“I got shot.”

She gasps. “What do you mean?”

“What part of ‘I got shot’ is confusing?”

“Don’t roll your eyes at me! We haven’t been shot at in a few minutes, so excuse me for being confused.”

I poke at the hole and wince again. “I didn’t even feel it until now.”

“Adrenaline,” she says, turning on the roof light and grabbing my wrist. “Let me see.”

“I’m fine.”

“I’m a doctor,” she says sternly. “I’ll decide that.”

“You’re a vet.”

When she looks up at me, there’s annoyance in her eyes, but something else, too. “According to you, there’s not much difference.”

The memory of the night we first met fills the car like a third passenger, obvious and hard to ignore.

I was shot and I came to her clinic looking for a doctor. She told me she was a vet and I told her there wasn’t much difference. She patched me up and then we made Lukas.

Or at least, I thought we did.

Now, I don’t know what to fucking believe.

But this time won’t be like that. Things are far too different now. Too much has happened.

There’s no going back.

“I can’t see anything in this light,” she says, frustrated. “We need to get to a place with running water and a first aid kid and some actual lights. And preferably privacy. The exit sign listed a few hotels. We can rent a place. Hide out for the night.”

“Fine,” I growl. Now that I’ve noticed the injury, it’s all catching up to me. I’m getting dizzy from the blood loss.

“Do you need me to drive?”

“I’ve gotten us this far. I think I can manage the next few minutes.”

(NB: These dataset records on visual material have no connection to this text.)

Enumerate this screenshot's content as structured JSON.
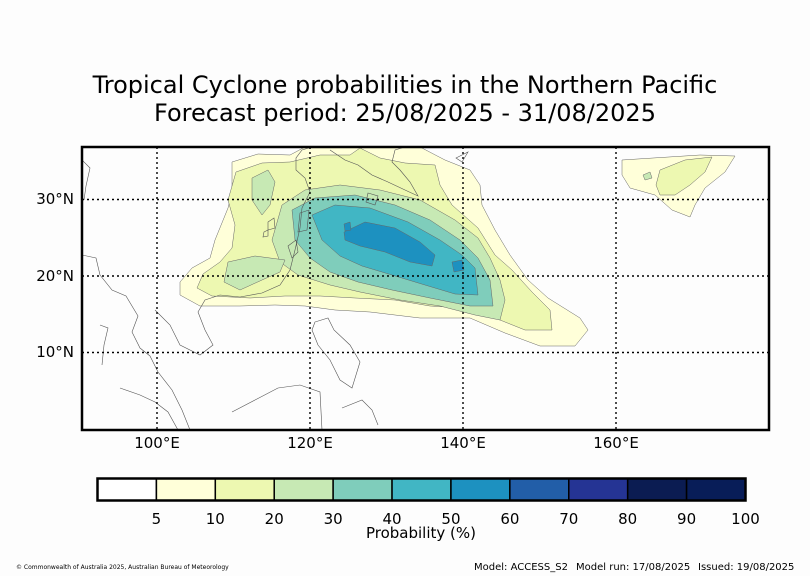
{
  "title_line1": "Tropical Cyclone probabilities in the Northern Pacific",
  "title_line2": "Forecast period: 25/08/2025 - 31/08/2025",
  "map": {
    "lat_labels": [
      "30°N",
      "20°N",
      "10°N"
    ],
    "lon_labels": [
      "100°E",
      "120°E",
      "140°E",
      "160°E"
    ],
    "lat_values": [
      30,
      20,
      10
    ],
    "lon_values": [
      100,
      120,
      140,
      160
    ],
    "extent": {
      "lon_min": 90,
      "lon_max": 180,
      "lat_min": 0,
      "lat_max": 37
    }
  },
  "colorbar": {
    "label": "Probability (%)",
    "ticks": [
      "5",
      "10",
      "20",
      "30",
      "40",
      "50",
      "60",
      "70",
      "80",
      "90",
      "100"
    ],
    "colors": [
      "#ffffff",
      "#ffffd9",
      "#edf8b1",
      "#c7e9b4",
      "#7fcdbb",
      "#41b6c4",
      "#1d91c0",
      "#225ea8",
      "#253494",
      "#0b1c52",
      "#081d58"
    ]
  },
  "footer": {
    "copyright": "© Commonwealth of Australia 2025, Australian Bureau of Meteorology",
    "model": "Model: ACCESS_S2",
    "model_run": "Model run: 17/08/2025",
    "issued": "Issued: 19/08/2025"
  },
  "colors": {
    "level5": "#ffffd9",
    "level10": "#edf8b1",
    "level20": "#c7e9b4",
    "level30": "#7fcdbb",
    "level40": "#41b6c4",
    "level50": "#1d91c0"
  }
}
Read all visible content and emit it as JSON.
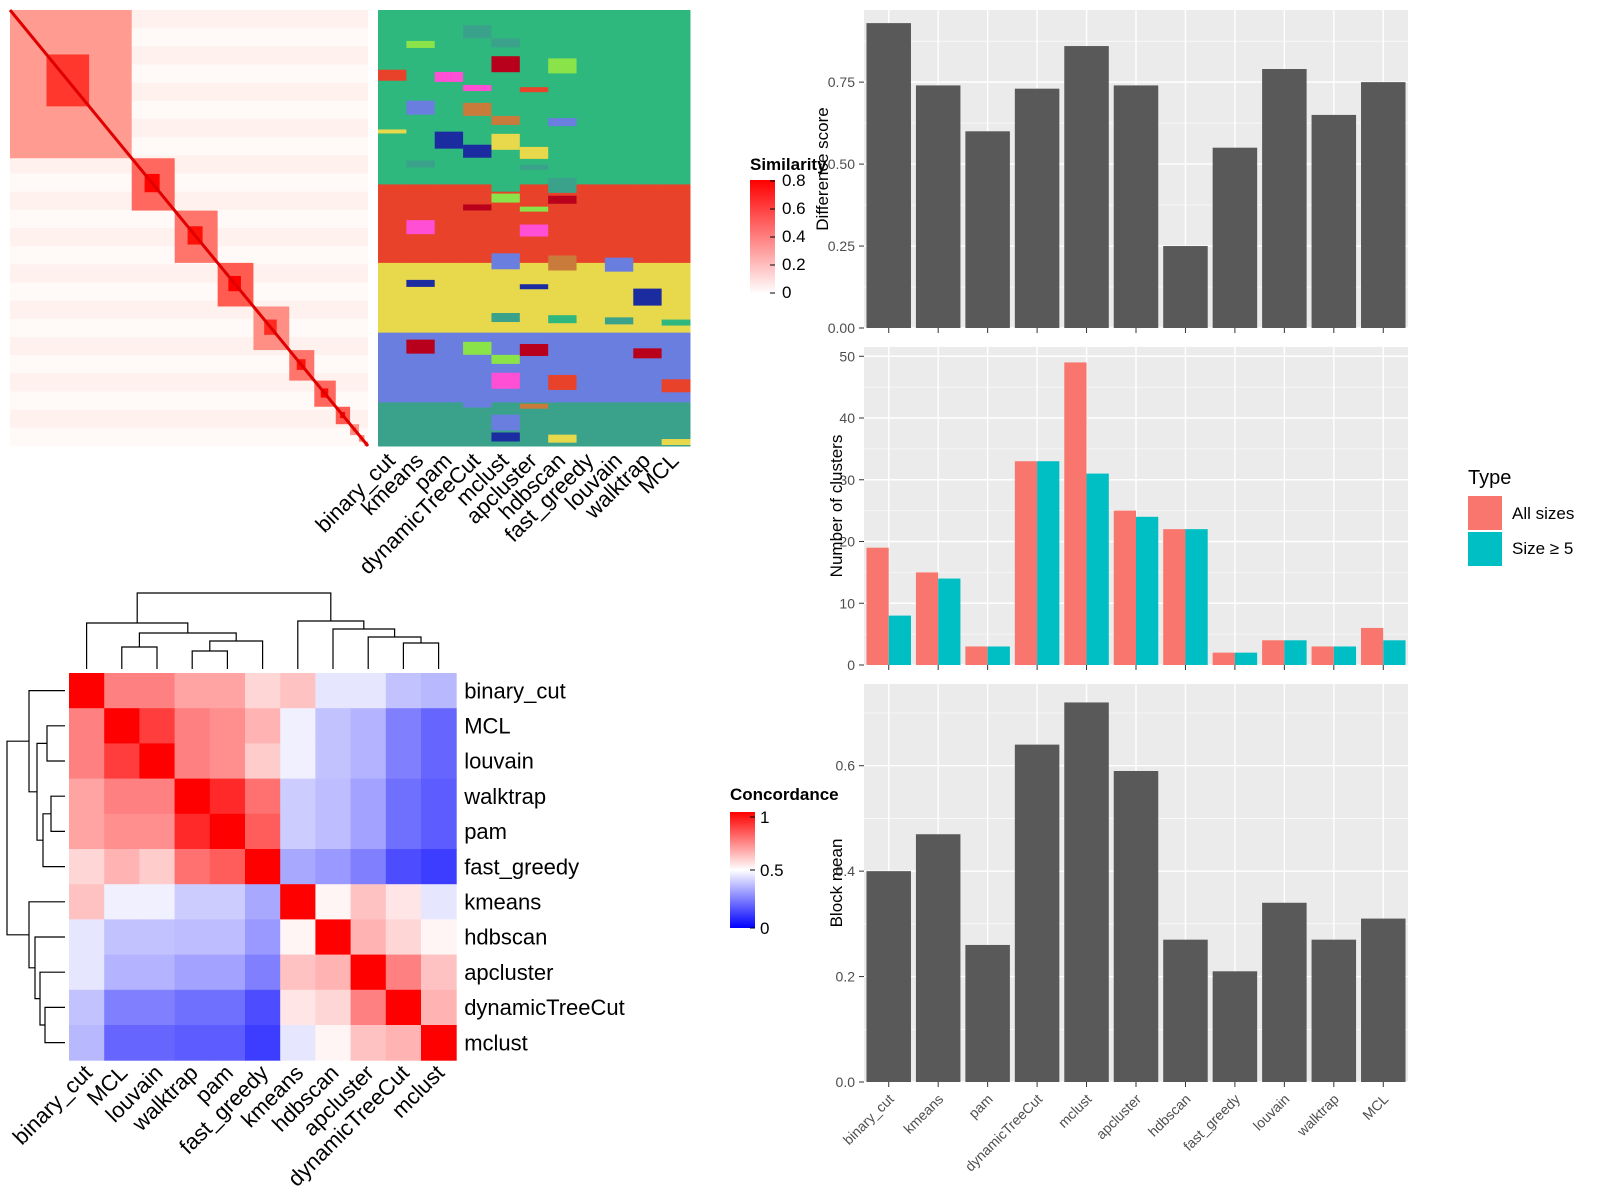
{
  "methods": [
    "binary_cut",
    "kmeans",
    "pam",
    "dynamicTreeCut",
    "mclust",
    "apcluster",
    "hdbscan",
    "fast_greedy",
    "louvain",
    "walktrap",
    "MCL"
  ],
  "similarity_legend": {
    "title": "Similarity",
    "ticks": [
      "0.8",
      "0.6",
      "0.4",
      "0.2",
      "0"
    ]
  },
  "concordance_legend": {
    "title": "Concordance",
    "ticks": [
      "1",
      "0.5",
      "0"
    ]
  },
  "type_legend": {
    "title": "Type",
    "items": [
      {
        "label": "All sizes",
        "color": "#F8766D"
      },
      {
        "label": "Size ≥ 5",
        "color": "#00BFC4"
      }
    ]
  },
  "colors": {
    "bar": "#595959",
    "panel": "#EBEBEB",
    "grid": "#ffffff",
    "all_sizes": "#F8766D",
    "size_ge5": "#00BFC4"
  },
  "chart_data": [
    {
      "type": "heatmap",
      "name": "similarity-matrix",
      "note_legend": "Similarity",
      "blocks": [
        0.55,
        0.75,
        0.7,
        0.8,
        0.6,
        0.7,
        0.75,
        0.8,
        0.6,
        0.65,
        0.7
      ]
    },
    {
      "type": "heatmap",
      "name": "cluster-membership",
      "columns": [
        "binary_cut",
        "kmeans",
        "pam",
        "dynamicTreeCut",
        "mclust",
        "apcluster",
        "hdbscan",
        "fast_greedy",
        "louvain",
        "walktrap",
        "MCL"
      ]
    },
    {
      "type": "heatmap",
      "name": "concordance",
      "rows": [
        "binary_cut",
        "MCL",
        "louvain",
        "walktrap",
        "pam",
        "fast_greedy",
        "kmeans",
        "hdbscan",
        "apcluster",
        "dynamicTreeCut",
        "mclust"
      ],
      "columns": [
        "binary_cut",
        "MCL",
        "louvain",
        "walktrap",
        "pam",
        "fast_greedy",
        "kmeans",
        "hdbscan",
        "apcluster",
        "dynamicTreeCut",
        "mclust"
      ],
      "values": [
        [
          1.0,
          0.75,
          0.75,
          0.68,
          0.68,
          0.58,
          0.62,
          0.45,
          0.45,
          0.38,
          0.36
        ],
        [
          0.75,
          1.0,
          0.88,
          0.75,
          0.72,
          0.65,
          0.47,
          0.38,
          0.35,
          0.25,
          0.2
        ],
        [
          0.75,
          0.88,
          1.0,
          0.75,
          0.72,
          0.6,
          0.47,
          0.38,
          0.35,
          0.25,
          0.2
        ],
        [
          0.68,
          0.75,
          0.75,
          1.0,
          0.92,
          0.78,
          0.4,
          0.37,
          0.32,
          0.22,
          0.18
        ],
        [
          0.68,
          0.72,
          0.72,
          0.92,
          1.0,
          0.82,
          0.4,
          0.37,
          0.32,
          0.22,
          0.18
        ],
        [
          0.58,
          0.65,
          0.6,
          0.78,
          0.82,
          1.0,
          0.33,
          0.3,
          0.25,
          0.15,
          0.12
        ],
        [
          0.62,
          0.47,
          0.47,
          0.4,
          0.4,
          0.33,
          1.0,
          0.52,
          0.62,
          0.55,
          0.45
        ],
        [
          0.45,
          0.38,
          0.38,
          0.37,
          0.37,
          0.3,
          0.52,
          1.0,
          0.65,
          0.58,
          0.52
        ],
        [
          0.45,
          0.35,
          0.35,
          0.32,
          0.32,
          0.25,
          0.62,
          0.65,
          1.0,
          0.75,
          0.62
        ],
        [
          0.38,
          0.25,
          0.25,
          0.22,
          0.22,
          0.15,
          0.55,
          0.58,
          0.75,
          1.0,
          0.65
        ],
        [
          0.36,
          0.2,
          0.2,
          0.18,
          0.18,
          0.12,
          0.45,
          0.52,
          0.62,
          0.65,
          1.0
        ]
      ],
      "scale": [
        0,
        0.5,
        1
      ]
    },
    {
      "type": "bar",
      "name": "difference-score",
      "categories": [
        "binary_cut",
        "kmeans",
        "pam",
        "dynamicTreeCut",
        "mclust",
        "apcluster",
        "hdbscan",
        "fast_greedy",
        "louvain",
        "walktrap",
        "MCL"
      ],
      "values": [
        0.93,
        0.74,
        0.6,
        0.73,
        0.86,
        0.74,
        0.25,
        0.55,
        0.79,
        0.65,
        0.75
      ],
      "xlabel": "",
      "ylabel": "Difference score",
      "ylim": [
        0,
        0.97
      ],
      "yticks": [
        "0.00",
        "0.25",
        "0.50",
        "0.75"
      ],
      "grid": true
    },
    {
      "type": "bar",
      "name": "number-of-clusters",
      "categories": [
        "binary_cut",
        "kmeans",
        "pam",
        "dynamicTreeCut",
        "mclust",
        "apcluster",
        "hdbscan",
        "fast_greedy",
        "louvain",
        "walktrap",
        "MCL"
      ],
      "series": [
        {
          "name": "All sizes",
          "values": [
            19,
            15,
            3,
            33,
            49,
            25,
            22,
            2,
            4,
            3,
            6
          ]
        },
        {
          "name": "Size ≥ 5",
          "values": [
            8,
            14,
            3,
            33,
            31,
            24,
            22,
            2,
            4,
            3,
            4
          ]
        }
      ],
      "xlabel": "",
      "ylabel": "Number of clusters",
      "ylim": [
        0,
        51.5
      ],
      "yticks": [
        "0",
        "10",
        "20",
        "30",
        "40",
        "50"
      ],
      "legend": "right",
      "grid": true
    },
    {
      "type": "bar",
      "name": "block-mean",
      "categories": [
        "binary_cut",
        "kmeans",
        "pam",
        "dynamicTreeCut",
        "mclust",
        "apcluster",
        "hdbscan",
        "fast_greedy",
        "louvain",
        "walktrap",
        "MCL"
      ],
      "values": [
        0.4,
        0.47,
        0.26,
        0.64,
        0.72,
        0.59,
        0.27,
        0.21,
        0.34,
        0.27,
        0.31
      ],
      "xlabel": "",
      "ylabel": "Block mean",
      "ylim": [
        0,
        0.755
      ],
      "yticks": [
        "0.0",
        "0.2",
        "0.4",
        "0.6"
      ],
      "grid": true
    }
  ]
}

We head back to the main road. There’s no sign of anyone following us. No sign of anything out of the ordinary at all.

Still, I’m relieved when we find a motel on a side road where we can park behind the building. The more we can stay invisible, the better.

Arya rents the room since she isn’t covered in blood, so she’s the one to unlock it and let me in. She holds the door for me. I have to brush past her to get in, my injured arm swiping across her chest accidentally.

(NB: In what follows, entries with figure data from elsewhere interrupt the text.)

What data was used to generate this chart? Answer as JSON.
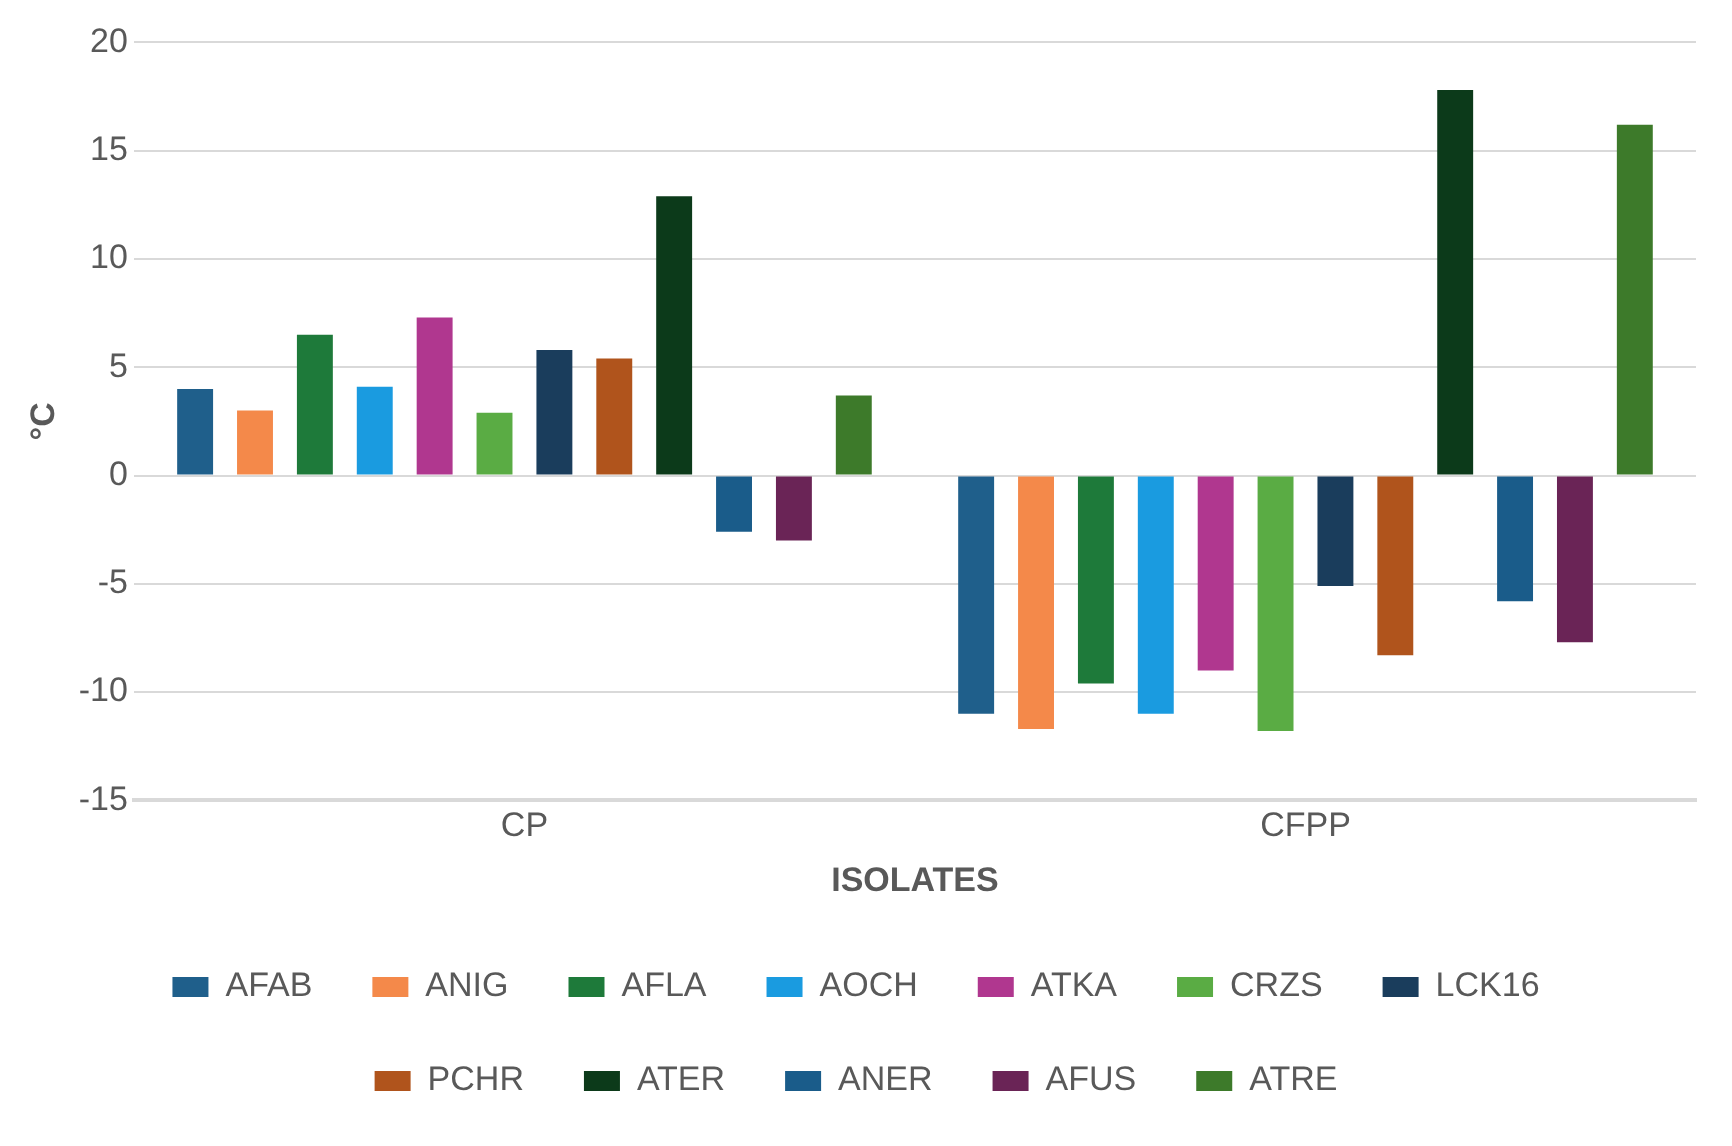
{
  "chart_data": {
    "type": "bar",
    "xlabel": "ISOLATES",
    "ylabel": "°C",
    "categories": [
      "CP",
      "CFPP"
    ],
    "series": [
      {
        "name": "AFAB",
        "color": "#1f5f8b",
        "values": [
          4.0,
          -11.0
        ]
      },
      {
        "name": "ANIG",
        "color": "#f4894a",
        "values": [
          3.0,
          -11.7
        ]
      },
      {
        "name": "AFLA",
        "color": "#1e7a3a",
        "values": [
          6.5,
          -9.6
        ]
      },
      {
        "name": "AOCH",
        "color": "#1a9be0",
        "values": [
          4.1,
          -11.0
        ]
      },
      {
        "name": "ATKA",
        "color": "#b0378f",
        "values": [
          7.3,
          -9.0
        ]
      },
      {
        "name": "CRZS",
        "color": "#5aac44",
        "values": [
          2.9,
          -11.8
        ]
      },
      {
        "name": "LCK16",
        "color": "#1a3d5c",
        "values": [
          5.8,
          -5.1
        ]
      },
      {
        "name": "PCHR",
        "color": "#b0541c",
        "values": [
          5.4,
          -8.3
        ]
      },
      {
        "name": "ATER",
        "color": "#0c3a1a",
        "values": [
          12.9,
          17.8
        ]
      },
      {
        "name": "ANER",
        "color": "#1a5c8a",
        "values": [
          -2.6,
          -5.8
        ]
      },
      {
        "name": "AFUS",
        "color": "#6a2456",
        "values": [
          -3.0,
          -7.7
        ]
      },
      {
        "name": "ATRE",
        "color": "#3d7a2a",
        "values": [
          3.7,
          16.2
        ]
      }
    ],
    "ylim": [
      -15,
      20
    ],
    "yticks": [
      -15,
      -10,
      -5,
      0,
      5,
      10,
      15,
      20
    ],
    "grid": "y",
    "legend": "bottom"
  }
}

Then she closes the door and we’re locked in together once again.

With all of our lies swirling in the air between us.

47

Arya

“Sit at the table and take off your shirt. I want to be able to see your whole arm.”

I’m in doctor mode now. Somewhere in the back of my brain, a part of me is screaming at the idea of being alone with a shirtless Dima. It’s caused trouble before, obviously.

But mostly, I’m worried about his wound. Infection is deadly.